Tuesday

AWR Operation failed

I know most are talking about 11g but we finally upgraded our production EBS database to 10g a few weeks ago. A few months ago, while a fellow DBA was on vacation, I used 10g's diagnostics features to troubleshoot a hanging issue in their data warehouse DB. The historical view which allows you to see what was happening in a database during a window of time is priceless and easily helped me resolve the issue. How often do users call you as they are experiencing performance problems? Never...! I'll be in a weekly meeting and users will say that they experienced issues 3 days ago! So I was looking forward to this ability.

Much to my surprise tho when I clicked on the performance tab in database control, the data was a couple of days old. 10 snapshots after the upgrade to 10g finished, it suddenly stopped working. I checked the alert log, trace files, etc but the only error I could find was if I tried to change the AWR settings. ie, changing the snapshot interval would consistently produce the following error:


ORA-13516: AWR Operation failed: only a subset of SQL can be issued ORA-06512: at
"SYS.DBMS_WORKLOAD_REPOSITORY", line 10 ORA-06512: at
"SYS.DBMS_WORKLOAD_REPOSITORY", line 33 ORA-06512: at line 1


A search of Metalink didn't result in any good hits so I opened a tar. An RDA and a few updates later they asked me to execute the following query to see if AWR was in restricted mode. In our case, it was not:

SQL> select nam.ksppinm name, val.KSPPSTVL, nam.ksppdesc description
2 from x$ksppi nam, x$ksppsv val
3 where nam.indx = val.indx AND
4 nam.ksppinm = '_awr_restrict_mode'
5 order By 1
6 /

NAME
--------------------------------------------------------------------------------
KSPPSTVL
--------------------------------------------------------------------------------
DESCRIPTION
--------------------------------------------------------------------------------
_awr_restrict_mode
FALSE
AWR Restrict Mode


The only other suggestion was to restart the database.
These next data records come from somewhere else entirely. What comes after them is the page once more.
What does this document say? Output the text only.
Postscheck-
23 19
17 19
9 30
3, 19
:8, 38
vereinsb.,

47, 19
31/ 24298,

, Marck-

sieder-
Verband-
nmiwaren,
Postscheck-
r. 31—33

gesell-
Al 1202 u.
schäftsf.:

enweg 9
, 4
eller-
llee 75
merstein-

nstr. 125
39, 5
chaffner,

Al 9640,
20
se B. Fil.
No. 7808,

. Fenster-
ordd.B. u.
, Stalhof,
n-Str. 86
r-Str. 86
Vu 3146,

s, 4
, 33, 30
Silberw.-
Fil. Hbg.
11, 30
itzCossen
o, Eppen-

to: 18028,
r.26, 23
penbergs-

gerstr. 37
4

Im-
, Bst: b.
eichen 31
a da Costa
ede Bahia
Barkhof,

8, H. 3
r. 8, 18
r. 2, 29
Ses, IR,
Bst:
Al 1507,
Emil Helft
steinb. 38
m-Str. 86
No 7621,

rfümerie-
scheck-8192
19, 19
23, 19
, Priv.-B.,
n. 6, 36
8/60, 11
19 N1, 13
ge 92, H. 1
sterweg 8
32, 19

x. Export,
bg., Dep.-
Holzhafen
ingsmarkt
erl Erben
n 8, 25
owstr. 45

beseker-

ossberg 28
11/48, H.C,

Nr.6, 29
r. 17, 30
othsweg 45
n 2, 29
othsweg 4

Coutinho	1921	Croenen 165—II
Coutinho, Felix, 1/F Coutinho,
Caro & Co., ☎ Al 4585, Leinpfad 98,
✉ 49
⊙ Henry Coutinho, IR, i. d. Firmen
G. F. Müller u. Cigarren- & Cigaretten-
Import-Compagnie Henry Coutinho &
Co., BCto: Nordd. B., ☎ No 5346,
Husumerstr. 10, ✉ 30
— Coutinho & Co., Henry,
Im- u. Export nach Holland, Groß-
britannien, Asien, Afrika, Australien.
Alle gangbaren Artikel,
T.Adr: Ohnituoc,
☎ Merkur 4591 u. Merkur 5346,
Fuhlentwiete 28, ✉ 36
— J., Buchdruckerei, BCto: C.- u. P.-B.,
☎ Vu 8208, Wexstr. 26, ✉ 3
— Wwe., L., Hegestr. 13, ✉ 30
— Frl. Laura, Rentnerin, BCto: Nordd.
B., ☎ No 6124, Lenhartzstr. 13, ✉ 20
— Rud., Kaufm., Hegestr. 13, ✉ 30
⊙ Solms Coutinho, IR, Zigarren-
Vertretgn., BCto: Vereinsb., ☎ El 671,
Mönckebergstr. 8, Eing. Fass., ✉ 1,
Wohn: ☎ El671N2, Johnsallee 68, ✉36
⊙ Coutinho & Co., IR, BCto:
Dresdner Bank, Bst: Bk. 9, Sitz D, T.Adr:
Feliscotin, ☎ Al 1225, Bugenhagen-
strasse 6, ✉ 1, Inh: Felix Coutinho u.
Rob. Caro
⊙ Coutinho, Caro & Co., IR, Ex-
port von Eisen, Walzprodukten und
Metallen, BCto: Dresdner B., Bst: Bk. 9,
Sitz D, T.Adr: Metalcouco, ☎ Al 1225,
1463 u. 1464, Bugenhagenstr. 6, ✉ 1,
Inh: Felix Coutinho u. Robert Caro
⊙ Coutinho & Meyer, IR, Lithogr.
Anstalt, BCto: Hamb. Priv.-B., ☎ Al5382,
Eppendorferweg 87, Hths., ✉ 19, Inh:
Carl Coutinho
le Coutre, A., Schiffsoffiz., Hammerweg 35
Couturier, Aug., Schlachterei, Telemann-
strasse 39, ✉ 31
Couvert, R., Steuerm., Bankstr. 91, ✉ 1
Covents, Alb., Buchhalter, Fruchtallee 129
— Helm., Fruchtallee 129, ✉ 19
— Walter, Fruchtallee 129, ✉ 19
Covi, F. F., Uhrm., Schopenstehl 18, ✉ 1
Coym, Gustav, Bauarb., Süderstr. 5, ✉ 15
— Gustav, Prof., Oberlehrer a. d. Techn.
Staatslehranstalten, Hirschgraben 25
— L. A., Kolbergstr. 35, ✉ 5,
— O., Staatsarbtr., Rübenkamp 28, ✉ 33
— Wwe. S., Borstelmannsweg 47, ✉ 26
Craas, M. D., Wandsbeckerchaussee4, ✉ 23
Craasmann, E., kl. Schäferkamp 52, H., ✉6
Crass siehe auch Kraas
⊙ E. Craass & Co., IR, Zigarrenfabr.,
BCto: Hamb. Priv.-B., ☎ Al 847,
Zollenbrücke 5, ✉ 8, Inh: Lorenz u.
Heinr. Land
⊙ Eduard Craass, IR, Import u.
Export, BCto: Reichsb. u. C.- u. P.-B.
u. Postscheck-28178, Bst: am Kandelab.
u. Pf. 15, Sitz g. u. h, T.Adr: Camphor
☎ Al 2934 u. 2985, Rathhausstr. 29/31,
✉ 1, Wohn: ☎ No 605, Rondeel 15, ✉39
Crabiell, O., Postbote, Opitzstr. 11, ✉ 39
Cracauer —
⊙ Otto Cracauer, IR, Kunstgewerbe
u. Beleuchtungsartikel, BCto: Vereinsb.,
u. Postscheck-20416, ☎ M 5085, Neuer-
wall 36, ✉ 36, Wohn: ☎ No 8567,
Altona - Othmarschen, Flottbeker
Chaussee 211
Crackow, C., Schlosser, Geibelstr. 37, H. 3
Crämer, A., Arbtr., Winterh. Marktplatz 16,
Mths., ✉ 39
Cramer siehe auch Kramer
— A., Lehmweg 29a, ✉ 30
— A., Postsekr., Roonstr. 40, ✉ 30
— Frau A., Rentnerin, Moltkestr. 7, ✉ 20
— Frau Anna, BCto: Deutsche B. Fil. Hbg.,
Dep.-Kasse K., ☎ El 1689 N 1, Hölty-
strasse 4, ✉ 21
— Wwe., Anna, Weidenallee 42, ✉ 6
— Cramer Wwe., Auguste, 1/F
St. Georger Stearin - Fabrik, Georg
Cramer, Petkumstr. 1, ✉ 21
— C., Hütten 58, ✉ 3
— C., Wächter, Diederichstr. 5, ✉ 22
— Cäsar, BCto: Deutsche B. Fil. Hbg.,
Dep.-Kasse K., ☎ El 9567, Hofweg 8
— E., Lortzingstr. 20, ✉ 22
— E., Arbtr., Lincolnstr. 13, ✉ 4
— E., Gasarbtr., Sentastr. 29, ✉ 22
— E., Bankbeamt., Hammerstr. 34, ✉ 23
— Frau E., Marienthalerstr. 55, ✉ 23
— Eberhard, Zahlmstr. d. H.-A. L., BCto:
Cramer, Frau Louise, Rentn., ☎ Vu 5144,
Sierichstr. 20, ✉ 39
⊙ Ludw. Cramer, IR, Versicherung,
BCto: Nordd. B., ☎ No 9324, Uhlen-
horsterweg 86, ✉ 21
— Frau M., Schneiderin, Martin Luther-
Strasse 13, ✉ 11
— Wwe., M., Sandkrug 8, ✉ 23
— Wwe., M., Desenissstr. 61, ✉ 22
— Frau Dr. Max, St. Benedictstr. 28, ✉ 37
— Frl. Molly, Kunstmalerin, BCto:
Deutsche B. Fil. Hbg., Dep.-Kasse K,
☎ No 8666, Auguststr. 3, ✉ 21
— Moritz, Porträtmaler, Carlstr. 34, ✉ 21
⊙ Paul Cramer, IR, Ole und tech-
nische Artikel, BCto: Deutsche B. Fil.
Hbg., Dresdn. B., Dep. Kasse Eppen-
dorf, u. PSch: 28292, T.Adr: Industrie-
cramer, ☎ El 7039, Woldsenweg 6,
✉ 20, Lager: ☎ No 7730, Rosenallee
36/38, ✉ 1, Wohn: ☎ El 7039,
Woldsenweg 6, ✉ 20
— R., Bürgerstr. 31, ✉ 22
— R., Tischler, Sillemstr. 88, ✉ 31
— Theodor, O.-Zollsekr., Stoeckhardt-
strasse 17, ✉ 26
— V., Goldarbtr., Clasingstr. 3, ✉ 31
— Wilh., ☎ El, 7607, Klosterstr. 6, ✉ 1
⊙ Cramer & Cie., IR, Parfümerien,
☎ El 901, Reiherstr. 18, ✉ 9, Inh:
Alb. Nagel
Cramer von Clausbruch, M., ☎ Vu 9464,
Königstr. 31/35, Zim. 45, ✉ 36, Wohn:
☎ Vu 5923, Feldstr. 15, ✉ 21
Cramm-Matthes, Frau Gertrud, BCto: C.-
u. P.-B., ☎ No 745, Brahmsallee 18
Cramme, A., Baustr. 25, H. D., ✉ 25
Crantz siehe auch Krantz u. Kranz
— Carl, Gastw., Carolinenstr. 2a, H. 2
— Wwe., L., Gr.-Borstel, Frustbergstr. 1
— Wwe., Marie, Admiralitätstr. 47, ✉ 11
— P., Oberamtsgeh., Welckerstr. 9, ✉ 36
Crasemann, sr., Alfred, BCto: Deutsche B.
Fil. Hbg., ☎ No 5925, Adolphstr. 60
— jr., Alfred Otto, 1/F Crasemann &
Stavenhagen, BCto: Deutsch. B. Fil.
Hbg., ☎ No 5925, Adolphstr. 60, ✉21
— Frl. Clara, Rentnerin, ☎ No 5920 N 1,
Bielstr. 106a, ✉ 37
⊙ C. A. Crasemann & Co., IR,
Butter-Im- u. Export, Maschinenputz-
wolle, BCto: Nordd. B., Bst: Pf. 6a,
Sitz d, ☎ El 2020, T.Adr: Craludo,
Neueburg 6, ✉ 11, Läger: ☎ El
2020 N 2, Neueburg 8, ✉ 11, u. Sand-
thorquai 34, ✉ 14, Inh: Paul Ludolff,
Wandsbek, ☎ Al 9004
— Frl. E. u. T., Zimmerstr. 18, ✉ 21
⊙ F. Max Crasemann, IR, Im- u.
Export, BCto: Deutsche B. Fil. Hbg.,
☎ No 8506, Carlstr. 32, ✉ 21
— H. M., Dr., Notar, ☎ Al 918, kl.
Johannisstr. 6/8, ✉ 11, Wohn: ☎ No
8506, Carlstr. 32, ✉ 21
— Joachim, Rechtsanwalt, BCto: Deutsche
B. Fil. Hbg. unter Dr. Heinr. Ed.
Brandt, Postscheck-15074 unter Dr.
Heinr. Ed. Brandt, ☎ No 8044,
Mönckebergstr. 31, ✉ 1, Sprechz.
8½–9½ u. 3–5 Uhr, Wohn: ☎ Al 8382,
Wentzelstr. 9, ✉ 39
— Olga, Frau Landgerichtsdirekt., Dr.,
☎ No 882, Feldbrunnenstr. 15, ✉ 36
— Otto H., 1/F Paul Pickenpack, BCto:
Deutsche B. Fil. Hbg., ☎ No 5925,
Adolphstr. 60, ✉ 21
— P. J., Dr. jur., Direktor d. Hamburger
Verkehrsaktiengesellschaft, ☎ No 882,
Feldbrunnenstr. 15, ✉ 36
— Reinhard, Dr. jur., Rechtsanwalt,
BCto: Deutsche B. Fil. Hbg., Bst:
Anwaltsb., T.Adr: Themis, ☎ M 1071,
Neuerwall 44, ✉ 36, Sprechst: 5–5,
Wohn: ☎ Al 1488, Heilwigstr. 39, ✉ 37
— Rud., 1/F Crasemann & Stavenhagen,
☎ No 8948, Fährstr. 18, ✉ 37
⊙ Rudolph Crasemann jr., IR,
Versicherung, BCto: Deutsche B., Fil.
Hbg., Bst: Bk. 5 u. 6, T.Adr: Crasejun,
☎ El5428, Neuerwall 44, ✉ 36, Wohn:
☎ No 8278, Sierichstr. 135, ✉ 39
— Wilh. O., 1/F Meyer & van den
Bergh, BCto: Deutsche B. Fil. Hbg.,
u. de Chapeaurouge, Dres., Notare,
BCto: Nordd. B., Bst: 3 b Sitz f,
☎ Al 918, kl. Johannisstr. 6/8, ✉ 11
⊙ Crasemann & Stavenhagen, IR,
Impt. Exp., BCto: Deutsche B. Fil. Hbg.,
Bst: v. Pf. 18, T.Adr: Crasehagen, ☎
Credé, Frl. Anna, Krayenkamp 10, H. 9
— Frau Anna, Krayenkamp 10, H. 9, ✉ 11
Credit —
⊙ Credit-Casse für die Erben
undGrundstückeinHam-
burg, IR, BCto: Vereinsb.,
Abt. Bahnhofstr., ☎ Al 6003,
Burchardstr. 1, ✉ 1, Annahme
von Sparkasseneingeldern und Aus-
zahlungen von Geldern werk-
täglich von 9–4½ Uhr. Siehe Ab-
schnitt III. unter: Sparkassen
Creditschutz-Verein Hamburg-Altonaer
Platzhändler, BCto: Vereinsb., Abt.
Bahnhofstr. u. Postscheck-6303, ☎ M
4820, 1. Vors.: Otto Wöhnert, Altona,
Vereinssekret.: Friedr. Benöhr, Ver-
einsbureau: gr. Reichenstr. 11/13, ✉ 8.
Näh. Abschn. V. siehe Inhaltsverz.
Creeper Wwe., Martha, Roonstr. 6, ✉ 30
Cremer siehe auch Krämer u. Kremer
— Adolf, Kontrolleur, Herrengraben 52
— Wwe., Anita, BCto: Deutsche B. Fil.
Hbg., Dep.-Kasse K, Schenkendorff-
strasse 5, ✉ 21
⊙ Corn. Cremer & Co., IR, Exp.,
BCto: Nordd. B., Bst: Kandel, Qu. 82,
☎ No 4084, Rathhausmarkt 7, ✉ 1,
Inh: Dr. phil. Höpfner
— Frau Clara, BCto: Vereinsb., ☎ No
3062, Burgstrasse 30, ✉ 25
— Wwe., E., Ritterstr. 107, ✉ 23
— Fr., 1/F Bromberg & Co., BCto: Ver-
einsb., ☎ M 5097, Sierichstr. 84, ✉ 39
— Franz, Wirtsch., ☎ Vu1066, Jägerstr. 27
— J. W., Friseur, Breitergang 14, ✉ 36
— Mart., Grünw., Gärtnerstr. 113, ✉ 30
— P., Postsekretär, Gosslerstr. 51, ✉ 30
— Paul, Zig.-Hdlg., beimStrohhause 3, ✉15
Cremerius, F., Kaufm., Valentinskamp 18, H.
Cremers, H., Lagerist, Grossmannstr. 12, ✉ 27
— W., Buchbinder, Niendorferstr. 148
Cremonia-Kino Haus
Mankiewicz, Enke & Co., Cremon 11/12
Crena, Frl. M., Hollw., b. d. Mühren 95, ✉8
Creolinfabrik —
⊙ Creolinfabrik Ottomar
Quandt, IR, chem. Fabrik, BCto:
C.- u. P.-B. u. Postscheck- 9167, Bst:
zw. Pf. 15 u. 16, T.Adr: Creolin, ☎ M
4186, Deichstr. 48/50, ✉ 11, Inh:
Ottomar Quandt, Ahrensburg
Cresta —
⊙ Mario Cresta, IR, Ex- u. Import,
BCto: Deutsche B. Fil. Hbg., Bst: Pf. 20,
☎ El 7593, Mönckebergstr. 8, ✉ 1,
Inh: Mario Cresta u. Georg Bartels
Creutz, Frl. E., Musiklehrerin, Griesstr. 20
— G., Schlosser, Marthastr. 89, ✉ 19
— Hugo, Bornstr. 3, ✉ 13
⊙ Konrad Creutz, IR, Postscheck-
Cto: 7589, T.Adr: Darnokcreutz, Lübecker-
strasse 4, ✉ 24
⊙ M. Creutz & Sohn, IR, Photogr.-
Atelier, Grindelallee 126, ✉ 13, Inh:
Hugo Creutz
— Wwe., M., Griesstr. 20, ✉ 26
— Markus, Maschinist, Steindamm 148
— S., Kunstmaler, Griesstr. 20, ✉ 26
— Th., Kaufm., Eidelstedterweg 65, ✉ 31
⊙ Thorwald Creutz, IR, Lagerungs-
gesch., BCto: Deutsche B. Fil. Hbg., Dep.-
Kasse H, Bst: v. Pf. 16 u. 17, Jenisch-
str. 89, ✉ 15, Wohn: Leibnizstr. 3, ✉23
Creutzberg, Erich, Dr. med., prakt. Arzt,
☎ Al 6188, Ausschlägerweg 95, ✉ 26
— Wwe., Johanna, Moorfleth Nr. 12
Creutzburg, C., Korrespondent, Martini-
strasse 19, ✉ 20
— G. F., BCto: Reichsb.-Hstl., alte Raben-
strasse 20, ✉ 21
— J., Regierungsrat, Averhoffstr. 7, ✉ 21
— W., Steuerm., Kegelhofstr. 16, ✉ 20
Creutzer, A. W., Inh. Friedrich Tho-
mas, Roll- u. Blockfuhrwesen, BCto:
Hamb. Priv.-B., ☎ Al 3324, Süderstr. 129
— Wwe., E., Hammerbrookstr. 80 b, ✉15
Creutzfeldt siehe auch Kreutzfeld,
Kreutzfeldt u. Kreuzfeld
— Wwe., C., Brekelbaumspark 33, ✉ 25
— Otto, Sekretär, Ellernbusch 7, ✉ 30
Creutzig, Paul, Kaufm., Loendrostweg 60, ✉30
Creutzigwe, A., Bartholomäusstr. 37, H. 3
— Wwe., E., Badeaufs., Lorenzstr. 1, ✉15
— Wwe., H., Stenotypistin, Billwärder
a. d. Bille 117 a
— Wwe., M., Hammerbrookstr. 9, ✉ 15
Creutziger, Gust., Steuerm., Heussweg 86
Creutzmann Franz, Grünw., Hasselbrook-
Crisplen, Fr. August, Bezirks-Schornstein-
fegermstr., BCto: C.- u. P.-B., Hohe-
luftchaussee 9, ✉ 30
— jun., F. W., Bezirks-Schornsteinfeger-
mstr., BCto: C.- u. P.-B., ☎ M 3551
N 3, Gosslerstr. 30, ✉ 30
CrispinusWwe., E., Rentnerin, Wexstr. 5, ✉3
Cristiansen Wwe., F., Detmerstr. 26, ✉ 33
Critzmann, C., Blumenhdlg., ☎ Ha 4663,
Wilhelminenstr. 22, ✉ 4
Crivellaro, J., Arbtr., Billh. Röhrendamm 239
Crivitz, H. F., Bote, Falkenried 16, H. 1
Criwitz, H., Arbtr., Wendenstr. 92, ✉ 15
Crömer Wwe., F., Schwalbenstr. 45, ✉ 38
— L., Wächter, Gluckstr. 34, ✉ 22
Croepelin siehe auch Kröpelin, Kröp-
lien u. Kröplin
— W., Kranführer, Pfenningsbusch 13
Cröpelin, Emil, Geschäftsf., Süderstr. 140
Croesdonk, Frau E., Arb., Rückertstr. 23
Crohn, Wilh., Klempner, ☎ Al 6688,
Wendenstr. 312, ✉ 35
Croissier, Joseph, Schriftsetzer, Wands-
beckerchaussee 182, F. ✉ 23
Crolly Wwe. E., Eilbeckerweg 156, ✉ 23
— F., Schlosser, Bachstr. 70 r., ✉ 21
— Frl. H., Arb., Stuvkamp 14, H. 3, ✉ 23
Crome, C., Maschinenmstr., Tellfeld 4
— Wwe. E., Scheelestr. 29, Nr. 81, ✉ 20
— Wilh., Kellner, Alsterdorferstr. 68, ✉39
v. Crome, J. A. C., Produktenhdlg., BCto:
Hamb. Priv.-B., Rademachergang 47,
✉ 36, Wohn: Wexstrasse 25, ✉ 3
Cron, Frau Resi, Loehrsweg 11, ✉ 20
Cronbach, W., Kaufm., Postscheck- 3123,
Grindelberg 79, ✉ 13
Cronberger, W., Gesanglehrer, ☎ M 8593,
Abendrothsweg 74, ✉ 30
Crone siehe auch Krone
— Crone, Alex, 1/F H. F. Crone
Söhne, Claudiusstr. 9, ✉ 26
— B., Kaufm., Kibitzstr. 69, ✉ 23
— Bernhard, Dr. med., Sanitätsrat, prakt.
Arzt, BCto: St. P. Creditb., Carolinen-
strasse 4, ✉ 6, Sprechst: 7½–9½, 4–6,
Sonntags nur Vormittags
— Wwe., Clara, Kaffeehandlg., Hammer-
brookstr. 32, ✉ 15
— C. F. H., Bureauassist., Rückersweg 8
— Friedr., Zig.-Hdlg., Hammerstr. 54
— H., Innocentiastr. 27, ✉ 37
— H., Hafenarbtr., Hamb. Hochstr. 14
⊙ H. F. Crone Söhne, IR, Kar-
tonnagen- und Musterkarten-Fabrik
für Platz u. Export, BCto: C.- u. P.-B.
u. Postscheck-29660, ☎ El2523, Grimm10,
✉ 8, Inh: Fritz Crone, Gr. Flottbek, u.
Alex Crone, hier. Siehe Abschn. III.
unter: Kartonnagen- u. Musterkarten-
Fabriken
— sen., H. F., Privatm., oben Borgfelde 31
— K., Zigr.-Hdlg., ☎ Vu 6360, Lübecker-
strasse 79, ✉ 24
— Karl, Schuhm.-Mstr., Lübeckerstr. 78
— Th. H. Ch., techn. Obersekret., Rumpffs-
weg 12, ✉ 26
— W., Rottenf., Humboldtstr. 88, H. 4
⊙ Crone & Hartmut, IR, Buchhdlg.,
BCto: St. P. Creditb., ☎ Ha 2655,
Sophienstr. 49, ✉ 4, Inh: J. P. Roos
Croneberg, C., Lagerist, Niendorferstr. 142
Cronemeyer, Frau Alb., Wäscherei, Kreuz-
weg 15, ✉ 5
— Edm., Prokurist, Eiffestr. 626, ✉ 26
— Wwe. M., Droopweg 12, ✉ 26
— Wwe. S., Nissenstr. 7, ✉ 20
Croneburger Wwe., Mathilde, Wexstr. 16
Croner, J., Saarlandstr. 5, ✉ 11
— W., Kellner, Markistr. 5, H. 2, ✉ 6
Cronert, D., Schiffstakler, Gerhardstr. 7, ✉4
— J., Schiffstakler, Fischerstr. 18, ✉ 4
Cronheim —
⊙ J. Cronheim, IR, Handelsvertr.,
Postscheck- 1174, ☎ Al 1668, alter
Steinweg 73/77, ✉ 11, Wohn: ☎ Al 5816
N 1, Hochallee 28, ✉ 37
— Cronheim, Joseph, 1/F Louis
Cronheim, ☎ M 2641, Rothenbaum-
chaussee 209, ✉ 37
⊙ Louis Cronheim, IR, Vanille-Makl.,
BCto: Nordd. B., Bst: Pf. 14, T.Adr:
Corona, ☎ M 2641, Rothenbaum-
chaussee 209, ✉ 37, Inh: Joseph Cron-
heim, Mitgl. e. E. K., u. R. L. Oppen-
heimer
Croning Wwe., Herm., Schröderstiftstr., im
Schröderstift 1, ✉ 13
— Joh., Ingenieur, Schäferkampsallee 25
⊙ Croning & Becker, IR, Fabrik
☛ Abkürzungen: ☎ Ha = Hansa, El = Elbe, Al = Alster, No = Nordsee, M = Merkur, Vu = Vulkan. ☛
This past weekend we had to apply some one-off patches so we took advantage of the maintenance window and restarted the database. Since then it has been working properly. I'm not a big fan of this kind of solution, I'd rather know the root cause and if its preventable. But in this case it seems Oracle Support is not sure either.

4 comments:

Anonymous said...

i have the same question!yesterday,a test db have no space on the disk when we used a job to insert large data,there is some archive log errors in the alert log and some background oracle processes down.so the awr snap down too.but,how can i startup these background process and not restart oracle database?

Anonymous said...

I have the same problem and also had difficulty finding any info on why the AWR would stop taking snapshots. Decidedly dodgy if you ask me. I discovered by chance that bouncing seems to clear it, but this is beginning to look suspiciously like a Microsoft product ;-)
cheers,
Alex

Anonymous said...

Good findings.
I have also written about this problem in http://arjudba.blogspot.com/2010/08/ora-13516-awr-operation-failed-swrf.html.

Unknown said...
This comment has been removed by the author.